ANSWERS: 3
  • I'm assuming she has no other visas for the US currently. In which case, she can go to the US on a visa waiver. However, these only last for 90 days, during which she can't work or go to school. After 90 days she has to go back to Canada. The immigration line is usually ''you have to spend more time out of the US than in'', so when she leaves after the initial 90 days, you'd be wise not to bring her back into the US on another visa waiver for at least 4 months. If they deny her a second visa waiver, that means she can't ever apply for a visa waiver again, and has to apply for a tourist visa through the US embassy. This is generally quite difficult, especially if US immigration already suspect her of trying to outwit them!
  • its easy to become a US citizen.. especially for a canadian... but If i were you, Id apply to obtain dual citizenship with canada and move there, instead of the other way around.. . but she can be in the states for 90 days otherwise...

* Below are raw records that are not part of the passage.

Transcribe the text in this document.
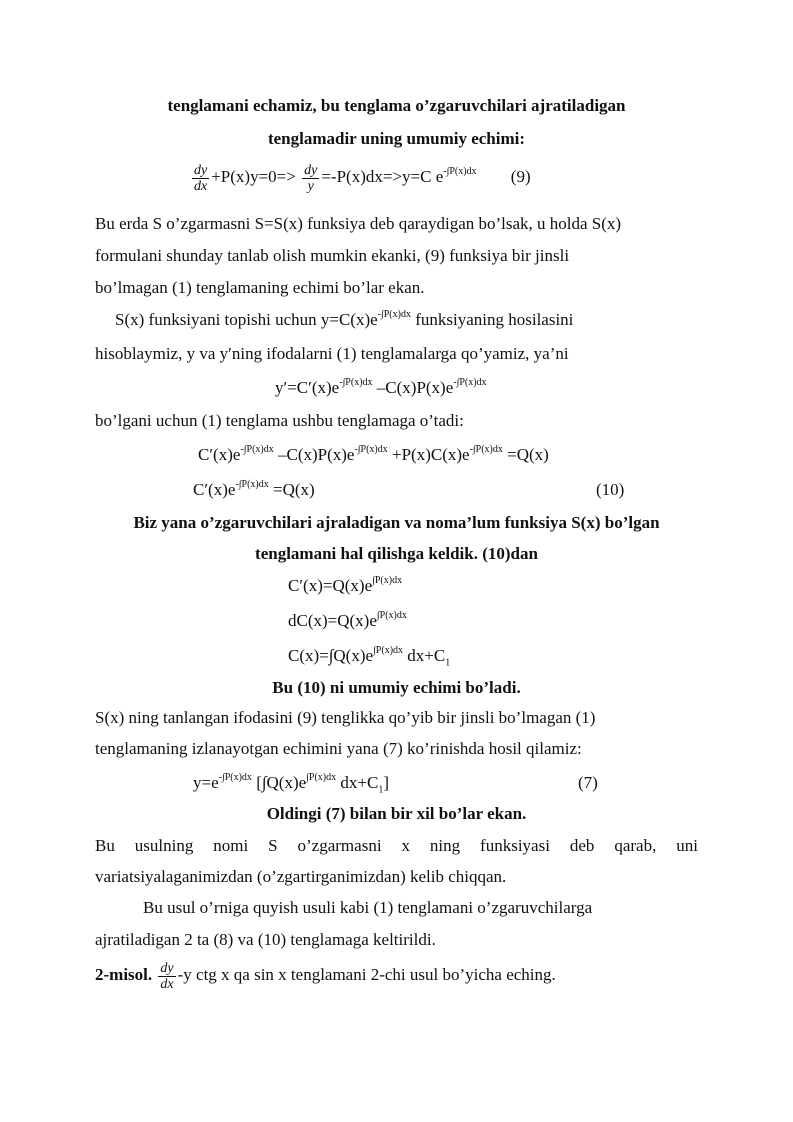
tenglamani echamiz, bu tenglama o’zgaruvchilari ajratiladigan
tenglamadir uning umumiy echimi:
$\frac{dy}{dx} +P(x)y=0=> \frac{dy}{y} =-P(x)dx=>y=C$ $e^{-\int P(x)dx}$ (9)
Bu erda S o’zgarmasni S=S(x) funksiya deb qaraydigan bo’lsak, u holda S(x)
formulani shunday tanlab olish mumkin ekanki, (9) funksiya bir jinsli
bo’lmagan (1) tenglamaning echimi bo’lar ekan.
S(x) funksiyani topishi uchun $y=C(x)e^{-\int P(x)dx}$ funksiyaning hosilasini
hisoblaymiz, y va y′ning ifodalarni (1) tenglamalarga qo’yamiz, ya’ni
$y'=C'(x)e^{-\int P(x)dx}$ $-C(x)P(x)e^{-\int P(x)dx}$
bo’lgani uchun (1) tenglama ushbu tenglamaga o’tadi:
$C'(x)e^{-\int P(x)dx}$ $-C(x)P(x)e^{-\int P(x)dx} +P(x)C(x)e^{-\int P(x)dx} =Q(x)$
$C'(x)e^{-\int P(x)dx} =Q(x)$	(10)
Biz yana o’zgaruvchilari ajraladigan va noma’lum funksiya S(x) bo’lgan
tenglamani hal qilishga keldik. (10)dan
$C'(x)=Q(x)e^{\int P(x)dx}$
$dC(x)=Q(x)e^{\int P(x)dx}$
$C(x)=\int Q(x)e^{\int P(x)dx}$ $dx+C_1$
Bu (10) ni umumiy echimi bo’ladi.
S(x) ning tanlangan ifodasini (9) tenglikka qo’yib bir jinsli bo’lmagan (1)
tenglamaning izlanayotgan echimini yana (7) ko’rinishda hosil qilamiz:
$y=e^{-\int P(x)dx}$ [$\int Q(x)e^{\int P(x)dx}$ $dx+C_1$]	(7)
Oldingi (7) bilan bir xil bo’lar ekan.
Bu usulning nomi S o’zgarmasni x ning funksiyasi deb qarab, uni
variatsiyalaganimizdan (o’zgartirganimizdan) kelib chiqqan.
Bu usul o’rniga quyish usuli kabi (1) tenglamani o’zgaruvchilarga
ajratiladigan 2 ta (8) va (10) tenglamaga keltirildi.
2-misol. $\frac{dy}{dx} -y$ ctg x qa sin x tenglamani 2-chi usul bo’yicha eching.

  • The proper procedure is for you to file for a K-1 visa if you want to bring her in on a visa. OR you can file and I-130 and have her process her permanent residency at the consulate in Canada. (Which way is faster varies.) If you are married to a US Citizen, and you come in as a visitor then you are violating the "intent" of the visa, and USCIS could give you a very hard time about her adjusting status in the US. Have a consulation with an immigration attorney to find out if the K-1 or the I-130/Consular Processing of the green card would be most expedient.